## What is Riva

NVIDIA **Riva** is a GPU-accelerated SDK for developing speech AI applications. Riva is designed to help you access conversational AI functionalities easily and quickly. With a few commands, you can access the high-performance services through API operations and try demos. Task-specific AI services and gRPC endpoints provide out-of-the-box, high-performance ASR, NLP, and TTS. All these AI services are trained with thousands of hours of public and internal datasets to reach high accuracy. You can start using the pretrained models or fine-tune them with your own dataset to further improve model performance. 

The Riva text-to-speech or speech synthesis skill generates human-like speech and uses non-autoregressive models to deliver 12x higher performance on NVIDIA A100 GPUs when compared with Tacotron 2 and WaveGlow models on NVIDIA V100 GPUs. Furthermore, the service enables you to create a natural custom voice for every brand and virtual assistant with 30 mins of an actor’s data in a day.
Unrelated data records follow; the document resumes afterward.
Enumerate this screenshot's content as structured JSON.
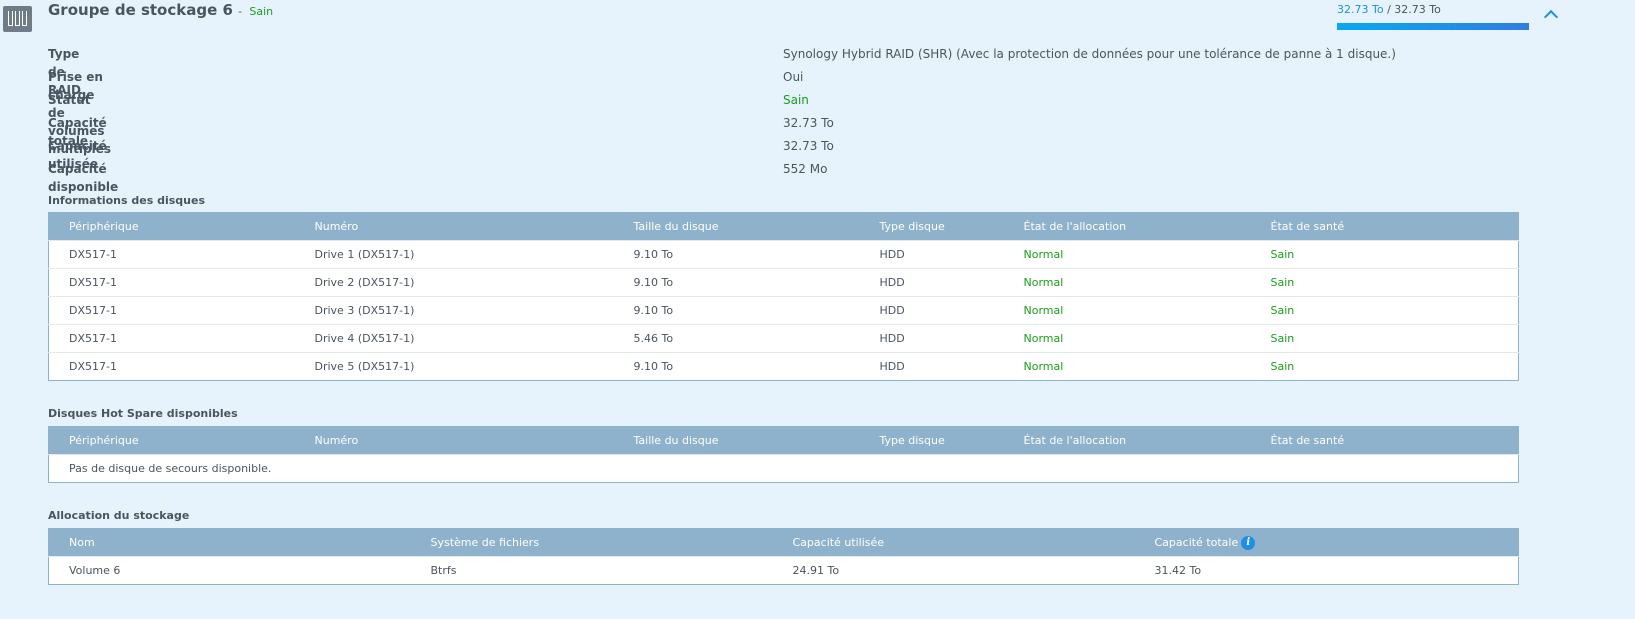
{
  "header": {
    "title": "Groupe de stockage 6",
    "separator": "-",
    "status": "Sain",
    "used": "32.73 To",
    "separator2": "/",
    "total": "32.73 To",
    "usage_percent": 100
  },
  "info": [
    {
      "label": "Type de RAID",
      "value": "Synology Hybrid RAID (SHR) (Avec la protection de données pour une tolérance de panne à 1 disque.)"
    },
    {
      "label": "Prise en charge de volumes multiples",
      "value": "Oui"
    },
    {
      "label": "Statut",
      "value": "Sain"
    },
    {
      "label": "Capacité totale",
      "value": "32.73 To"
    },
    {
      "label": "Capacité utilisée",
      "value": "32.73 To"
    },
    {
      "label": "Capacité disponible",
      "value": "552 Mo"
    }
  ],
  "disks": {
    "title": "Informations des disques",
    "columns": [
      "Périphérique",
      "Numéro",
      "Taille du disque",
      "Type disque",
      "État de l'allocation",
      "État de santé"
    ],
    "rows": [
      [
        "DX517-1",
        "Drive 1 (DX517-1)",
        "9.10 To",
        "HDD",
        "Normal",
        "Sain"
      ],
      [
        "DX517-1",
        "Drive 2 (DX517-1)",
        "9.10 To",
        "HDD",
        "Normal",
        "Sain"
      ],
      [
        "DX517-1",
        "Drive 3 (DX517-1)",
        "9.10 To",
        "HDD",
        "Normal",
        "Sain"
      ],
      [
        "DX517-1",
        "Drive 4 (DX517-1)",
        "5.46 To",
        "HDD",
        "Normal",
        "Sain"
      ],
      [
        "DX517-1",
        "Drive 5 (DX517-1)",
        "9.10 To",
        "HDD",
        "Normal",
        "Sain"
      ]
    ]
  },
  "hotspare": {
    "title": "Disques Hot Spare disponibles",
    "columns": [
      "Périphérique",
      "Numéro",
      "Taille du disque",
      "Type disque",
      "État de l'allocation",
      "État de santé"
    ],
    "empty": "Pas de disque de secours disponible."
  },
  "allocation": {
    "title": "Allocation du stockage",
    "columns": [
      "Nom",
      "Système de fichiers",
      "Capacité utilisée",
      "Capacité totale"
    ],
    "info_icon": "i",
    "rows": [
      [
        "Volume 6",
        "Btrfs",
        "24.91 To",
        "31.42 To"
      ]
    ]
  },
  "colors": {
    "healthy": "#1a9e1a",
    "accent": "#1f8fe6",
    "header": "#8eb2cc"
  }
}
![riva capabilities](https://developer-blogs.nvidia.com/wp-content/uploads/2021/11/riva-services-capabilities-2.png)
![riva pipeline](https://developer-blogs.nvidia.com/wp-content/uploads/2021/11/riva-skills.png)

Riva services are exposed through API operations accessible by `gRPC` endpoints that hide all the complexity. The gRPC API operations are exposed by the API server running in a Docker container. They are responsible for processing all the speech and NLP incoming and outgoing data.

## Setting up the service

In [3]:
# install related libraries
!apt-get update && apt-get install -y libsndfile-dev
!pip install tritonclient
!pip install librosa
!pip install nvidia-pyindex

Hit:1 https://developer.download.nvidia.com/compute/cuda/repos/ubuntu2004/x86_64  InRelease
Hit:2 http://archive.ubuntu.com/ubuntu focal InRelease                         
Hit:3 http://archive.ubuntu.com/ubuntu focal-updates InRelease                 
Hit:4 http://archive.ubuntu.com/ubuntu focal-backports InRelease
Hit:5 http://security.ubuntu.com/ubuntu focal-security InRelease
Reading package lists... Done                        
W: Target Packages (Packages) is configured multiple times in /etc/apt/sources.list:50 and /etc/apt/sources.list.d/cuda-ubuntu2004-x86_64.list:1
W: Target Packages (Packages) is configured multiple times in /etc/apt/sources.list:50 and /etc/apt/sources.list.d/cuda-ubuntu2004-x86_64.list:1
Reading package lists... Done
Building dependency tree       
Reading state information... Done
Note, selecting 'libsndfile1-dev' instead of 'libsndfile-dev'
libsndfile1-dev is already the newest version (1.0.28-7ubuntu0.1).
The following package was automatically installed

In [4]:
# required imports
import io
import IPython.display as ipd
import grpc
import librosa 
import numpy as np
import riva.client

# NLP proto(Not necessary)
from riva.client.proto.riva_nlp_pb2 import (
    AnalyzeIntentResponse,
    NaturalQueryResponse,
    TextClassResponse,
    TextTransformResponse,
    TokenClassResponse,
)


In [16]:
# Create Riva clients and connect to Riva Speech API server
auth =riva.client.Auth(uri="localhost:50051")

#server
riva_asr = riva.client.ASRService(auth)
riva_nlp = riva.client.NLPService(auth)
riva_tts = riva.client.SpeechSynthesisService(auth)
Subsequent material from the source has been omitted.